Aider Polyglot
Aider Polyglot — Übersicht
Aider Polyglot ist ein Code-Editing-Benchmark, der die Programmierfähigkeiten von LLMs anhand von 225 anspruchsvollen Programmieraufgaben in sechs Sprachen (C++, Go, Java, JavaScript, Python, Rust) bewertet. Die getesteten LLMs erhalten zwei Versuche pro Aufgabe: Bei einem Fehler im ersten Versuch werden die Unit-Test-Ergebnisse als Feedback für einen zweiten Korrekturversuch bereitgestellt. Aider Polyglot wurde entwickelt, um die Sättigung des ursprünglichen Python-only-Benchmarks von Aider zu überwinden und eine deutlichere Differenzierung zwischen den stärksten Coding-Modellen zu ermöglichen. In 2026 gilt auch Aider Polyglot als gesättigt und wird nicht mehr aktiv aktualisiert.
Aider Polyglot Leaderboard
Ranking aller getesteten Modelle im Aider Polyglot Benchmark, sortiert nach Score.
Beispielaufgaben aus dem Aider Polyglot Benchmark
Die folgenden Beispielaufgaben zeigen typische Fragestellungen, die im Aider Polyglot Benchmark vorkommen.
Zebra Puzzle (Go/Python/JavaScript): Solve the Zebra Puzzle. There are five houses in a row, each with a different color, inhabited by people of different nationalities, with different pets, drinks and cigarettes. Given 15 constraints, determine: Which resident drinks water? Who owns the zebra?

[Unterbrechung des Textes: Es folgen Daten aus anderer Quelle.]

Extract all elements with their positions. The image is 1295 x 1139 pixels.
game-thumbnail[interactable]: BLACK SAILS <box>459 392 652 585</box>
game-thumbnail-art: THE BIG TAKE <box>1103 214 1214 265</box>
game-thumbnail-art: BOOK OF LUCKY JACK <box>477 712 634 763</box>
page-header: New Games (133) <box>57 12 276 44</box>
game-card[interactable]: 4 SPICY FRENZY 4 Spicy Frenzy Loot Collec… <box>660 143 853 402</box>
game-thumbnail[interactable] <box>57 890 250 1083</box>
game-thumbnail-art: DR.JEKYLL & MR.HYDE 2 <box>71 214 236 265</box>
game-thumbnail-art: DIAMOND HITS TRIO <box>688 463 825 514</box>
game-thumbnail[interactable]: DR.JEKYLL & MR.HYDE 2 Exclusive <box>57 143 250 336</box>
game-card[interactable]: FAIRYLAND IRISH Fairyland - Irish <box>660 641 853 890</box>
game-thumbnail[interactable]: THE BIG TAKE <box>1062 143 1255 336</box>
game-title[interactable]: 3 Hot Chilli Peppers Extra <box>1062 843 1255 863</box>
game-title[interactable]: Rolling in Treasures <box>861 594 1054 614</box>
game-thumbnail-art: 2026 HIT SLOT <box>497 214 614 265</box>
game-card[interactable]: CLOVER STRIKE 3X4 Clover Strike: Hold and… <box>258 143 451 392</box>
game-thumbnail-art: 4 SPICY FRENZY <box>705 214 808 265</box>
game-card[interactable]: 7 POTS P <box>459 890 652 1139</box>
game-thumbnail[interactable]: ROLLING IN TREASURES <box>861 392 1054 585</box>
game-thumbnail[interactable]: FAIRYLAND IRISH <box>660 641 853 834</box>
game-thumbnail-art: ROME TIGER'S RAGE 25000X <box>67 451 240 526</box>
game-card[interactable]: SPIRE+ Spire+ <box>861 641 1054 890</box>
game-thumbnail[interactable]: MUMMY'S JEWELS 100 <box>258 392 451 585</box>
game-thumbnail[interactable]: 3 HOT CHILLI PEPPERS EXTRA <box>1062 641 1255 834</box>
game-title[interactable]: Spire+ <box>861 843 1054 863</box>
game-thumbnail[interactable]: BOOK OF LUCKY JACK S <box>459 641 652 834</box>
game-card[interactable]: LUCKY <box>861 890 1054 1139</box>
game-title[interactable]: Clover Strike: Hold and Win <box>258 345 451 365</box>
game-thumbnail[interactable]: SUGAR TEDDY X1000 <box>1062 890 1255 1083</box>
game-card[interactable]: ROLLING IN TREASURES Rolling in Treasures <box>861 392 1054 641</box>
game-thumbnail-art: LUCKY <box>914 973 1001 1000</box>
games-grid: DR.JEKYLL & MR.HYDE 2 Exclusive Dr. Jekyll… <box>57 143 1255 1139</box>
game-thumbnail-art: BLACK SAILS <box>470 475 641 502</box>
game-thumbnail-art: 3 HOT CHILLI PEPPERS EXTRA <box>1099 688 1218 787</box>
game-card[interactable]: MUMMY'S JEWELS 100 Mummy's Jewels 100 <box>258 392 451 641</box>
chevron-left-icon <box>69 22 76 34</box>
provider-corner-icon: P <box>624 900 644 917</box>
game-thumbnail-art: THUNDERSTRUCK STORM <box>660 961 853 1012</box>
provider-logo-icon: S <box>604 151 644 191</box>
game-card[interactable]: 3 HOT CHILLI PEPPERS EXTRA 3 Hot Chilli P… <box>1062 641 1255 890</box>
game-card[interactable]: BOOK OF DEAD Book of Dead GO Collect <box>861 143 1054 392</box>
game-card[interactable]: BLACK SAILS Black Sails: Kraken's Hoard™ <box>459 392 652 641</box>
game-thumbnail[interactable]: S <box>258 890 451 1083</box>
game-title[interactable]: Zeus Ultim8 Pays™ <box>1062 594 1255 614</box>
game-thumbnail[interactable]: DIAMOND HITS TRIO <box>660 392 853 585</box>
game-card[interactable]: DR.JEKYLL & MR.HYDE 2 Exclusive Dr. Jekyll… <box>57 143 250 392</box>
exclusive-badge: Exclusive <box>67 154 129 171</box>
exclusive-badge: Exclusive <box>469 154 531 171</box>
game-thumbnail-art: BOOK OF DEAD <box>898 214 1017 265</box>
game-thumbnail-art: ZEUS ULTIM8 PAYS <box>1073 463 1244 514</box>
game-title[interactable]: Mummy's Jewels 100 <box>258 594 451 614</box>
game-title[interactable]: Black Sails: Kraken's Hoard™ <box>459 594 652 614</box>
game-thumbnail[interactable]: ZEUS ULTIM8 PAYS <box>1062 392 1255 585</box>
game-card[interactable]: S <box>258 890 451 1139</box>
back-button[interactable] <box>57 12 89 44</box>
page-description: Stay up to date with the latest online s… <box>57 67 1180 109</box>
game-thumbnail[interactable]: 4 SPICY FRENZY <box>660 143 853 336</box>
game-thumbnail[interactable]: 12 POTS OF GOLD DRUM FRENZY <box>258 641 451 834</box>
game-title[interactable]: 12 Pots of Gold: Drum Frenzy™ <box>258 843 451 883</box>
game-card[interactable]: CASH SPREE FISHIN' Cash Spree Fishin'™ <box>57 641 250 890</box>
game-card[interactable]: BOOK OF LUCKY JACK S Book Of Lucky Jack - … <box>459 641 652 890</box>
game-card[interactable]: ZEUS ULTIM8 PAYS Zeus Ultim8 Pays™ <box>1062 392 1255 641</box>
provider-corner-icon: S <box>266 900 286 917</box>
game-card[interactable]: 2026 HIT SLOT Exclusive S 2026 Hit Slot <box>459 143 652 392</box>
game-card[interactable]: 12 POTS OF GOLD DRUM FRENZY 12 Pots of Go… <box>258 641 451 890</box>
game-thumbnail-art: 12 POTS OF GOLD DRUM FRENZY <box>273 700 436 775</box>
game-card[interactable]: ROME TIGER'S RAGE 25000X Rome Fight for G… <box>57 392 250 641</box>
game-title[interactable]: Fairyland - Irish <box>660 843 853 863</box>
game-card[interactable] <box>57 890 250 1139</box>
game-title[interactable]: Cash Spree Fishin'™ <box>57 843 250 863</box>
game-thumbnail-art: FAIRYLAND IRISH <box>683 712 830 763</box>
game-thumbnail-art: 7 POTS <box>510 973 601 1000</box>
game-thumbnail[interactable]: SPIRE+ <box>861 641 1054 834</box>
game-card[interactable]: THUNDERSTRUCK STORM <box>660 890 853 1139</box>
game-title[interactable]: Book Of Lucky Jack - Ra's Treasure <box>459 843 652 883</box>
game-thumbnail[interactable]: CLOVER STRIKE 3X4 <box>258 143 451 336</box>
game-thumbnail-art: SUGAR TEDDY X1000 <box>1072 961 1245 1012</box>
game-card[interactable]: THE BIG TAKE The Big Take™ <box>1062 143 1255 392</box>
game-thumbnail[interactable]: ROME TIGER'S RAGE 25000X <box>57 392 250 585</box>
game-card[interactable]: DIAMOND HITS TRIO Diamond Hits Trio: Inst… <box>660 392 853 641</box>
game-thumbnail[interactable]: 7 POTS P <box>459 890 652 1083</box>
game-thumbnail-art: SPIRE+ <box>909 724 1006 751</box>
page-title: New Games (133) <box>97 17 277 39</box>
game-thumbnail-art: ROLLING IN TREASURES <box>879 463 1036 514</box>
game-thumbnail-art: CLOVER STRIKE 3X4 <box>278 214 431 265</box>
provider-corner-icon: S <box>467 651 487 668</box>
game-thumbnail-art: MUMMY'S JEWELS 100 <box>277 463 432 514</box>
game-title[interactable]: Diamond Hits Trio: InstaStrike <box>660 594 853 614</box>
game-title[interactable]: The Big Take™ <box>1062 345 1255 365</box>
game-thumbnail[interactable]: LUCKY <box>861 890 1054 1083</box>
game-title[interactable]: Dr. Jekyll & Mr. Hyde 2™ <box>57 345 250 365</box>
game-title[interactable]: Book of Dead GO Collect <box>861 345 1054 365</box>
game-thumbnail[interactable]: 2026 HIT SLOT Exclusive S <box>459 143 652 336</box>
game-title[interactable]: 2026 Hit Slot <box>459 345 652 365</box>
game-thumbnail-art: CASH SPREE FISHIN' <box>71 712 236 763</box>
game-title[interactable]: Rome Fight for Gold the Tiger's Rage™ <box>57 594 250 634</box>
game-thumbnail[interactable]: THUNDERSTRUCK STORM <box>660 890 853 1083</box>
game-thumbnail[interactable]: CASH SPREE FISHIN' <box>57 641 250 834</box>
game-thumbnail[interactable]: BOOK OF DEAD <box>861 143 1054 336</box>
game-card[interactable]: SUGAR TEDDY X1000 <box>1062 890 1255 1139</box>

Implement a constraint satisfaction solver that efficiently narrows down approximately 24.8 billion possible combinations using the 15 given logical constraints to determine that the Norwegian drinks water and the Japanese owns the zebra.
Bowling (Python/JavaScript/Java): Score a bowling game. Implement two methods: roll(pins) to record each throw and score() to calculate the final game total. Handle open frames, spares (10 + next throw), strikes (10 + next two throws), and the special 10th frame fill balls. Raise exceptions for invalid inputs.
Implement a BowlingGame class that tracks rolls frame by frame, correctly applies spare and strike bonus scoring rules, handles the 10th frame's fill ball logic, and validates all inputs (pin counts, game state).
React (Rust/JavaScript/Python): Implement a basic reactive system with cells with settable values ('input' cells) and cells with values computed in terms of other cells ('compute' cells). Compute cells should allow for registering change notification callbacks. Call a cell's callbacks when the cell's value in a new stable state has changed from the previous stable state.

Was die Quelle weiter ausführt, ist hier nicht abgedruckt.